É cofundador do Instituto Brasiliense de Direito Público ao lado do ministro Gilmar Mendes, de quem é próximo.

Em 2019, foi apoiado pela deputada federal Bia Kicis (PL-DF) para o cargo de procurador-geral. Levado pela parlamentar, Gonet chegou a ser recebido por Bolsonaro para uma conversa um mês antes da escolha do nome de Aras.

Já Carlos Frederico Santos é responsável hoje no STF pelos inquéritos relacionados aos atos criminosos do 8 de janeiro e, no Superior Tribunal de Justiça (STJ), pela extradição do ex-jogador Robinho e pelo caso do espião russo que fingia ser brasileiro.

No nível mais alto da carreira desde 2013, foi secretário-geral e coordenador da Câmara Criminal. Sua atuação passa ainda pela defesa dos direitos dos povos indígenas.

Ao lado de Luciano Mariz Maia e Franklin Rodrigues da Costa, Carlos Frederico conseguiu, em 1996, a condenação de cinco garimpeiros pelo que ficou conhecido como massacre de Haximu, comunidade yanomami na fronteira do Brasil com a Venezuela.
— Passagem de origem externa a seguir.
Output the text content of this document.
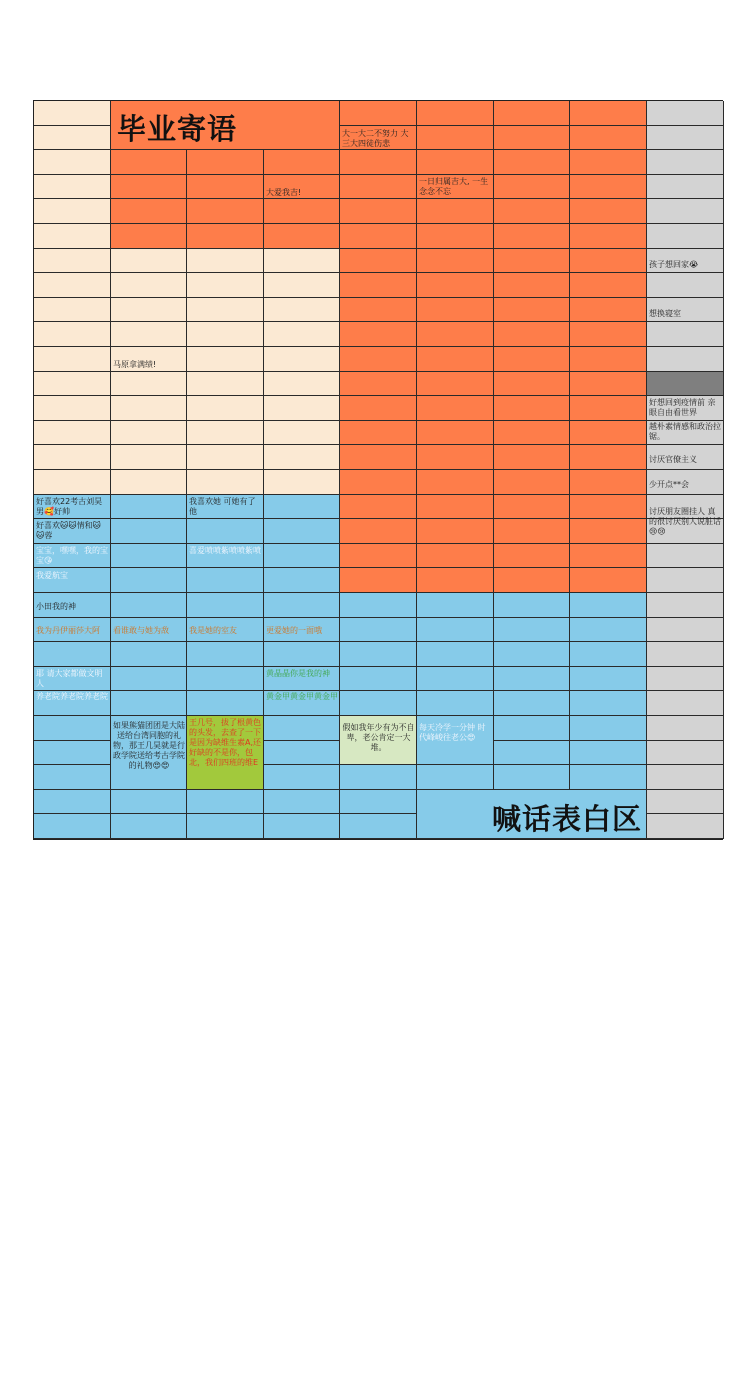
毕业寄语
喊话表白区
大一大二不努力 大三大四徒伤悲
大爱我吉!
一日归属吉大, 一生念念不忘
孩子想回家😭
想换寝室
马原拿满绩!
好想回到疫情前 亲眼自由看世界
越朴素情感和政治拉锯。
讨厌官僚主义
少开点**会
讨厌朋友圈挂人 真的很讨厌别人说脏话😢😢
好喜欢22考古刘昊男🥰好帅
我喜欢她 可她有了他
好喜欢🐱🐱情和🐱🐱蓉
宝宝，嘿嘿，我的宝宝😘
喜爱喷喷紫喷喷紫喷
我爱航宝
小田我的神
我为丹伊丽莎大阿	看谁敢与她为敌	我是她的室友	更爱她的一面哦
耶 请大家都做文明人
黄晶晶你是我的神
养老院养老院养老院	黄金甲黄金甲黄金甲
如果熊猫团团是大陆送给台湾同胞的礼物，那王几昊就是行政学院送给考古学院的礼物😍😍
王几号，拔了根黄色的头发，去查了一下是因为缺维生素A,还好缺的不是你，包北，我们四班的维E
假如我年少有为不自卑，老公肯定一大堆。
每天冷学一分钟 时代峰峻往老公😍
A decisão foi confirmada pelo STJ, em 2000, e pelo STF, em 2006. A condenação é considerada leading case da aplicação do crime de genocídio contra indígenas e representou uma mudança de paradigma sobre o tema.

Fred, como é conhecido no MPF, era presidente da ANPR quando a primeira lista foi elaborada, em 2001. Ela foi apresentada ao então presidente Fernando Henrique Cardoso (PSDB), que a rejeitou.

Assim como Lula, Fred não acredita na efetividade do mecanismo na escolha do procurador-geral e hoje descarta sua continuidade. Antes disso, no entanto, tentou ser um dos três mais votados da lista em 2015 e 2017, mas não conseguiu.

O subprocurador, bem como Aras, é crítico da extinta Lava Jato, ponto considerado relevante por Lula e seus auxiliares.

Histórico da lista tríplice

A lista tríplice foi elaborada pela ANPR pela primeira vez em 2001, quando Carlos Frederico Santos era presidente da associação.

Os nomes foram apresentados ao então presidente Fernando Henrique Cardoso (PSDB), que decidiu por um nome de fora da lista. Na segunda consulta feita à carreira, em 2003, Lula escolheu o subprocurador-geral Cláudio Lemos Fonteles.

A decisão de Lula deu início à tradição da lista, que ao longo dos anos passou a ser criticada dentro e fora do MPF. Enquanto esteve na Presidência, Dilma acolheu os nomes apresentados pelos procuradores.

Michel Temer foi o primeiro presidente a, em 2017, não escolher o mais votado pela carreira. Naquele ano, o subprocurador Nicolao Dino, irmão do atual ministro da Justiça e Segurança Pública, Flávio Dino, foi o mais votado. Temer, no entanto, escolheu Raquel Dodge, a segunda mais votada na lista.

Em 2019, Jair Bolsonaro rejeitou a indicação dos procuradores e escolheu Augusto Aras para comandar a PGR. Aras foi reconduzido em 2021 para mais dois anos à frente do órgão, novamente sem ter o apoio da carreira.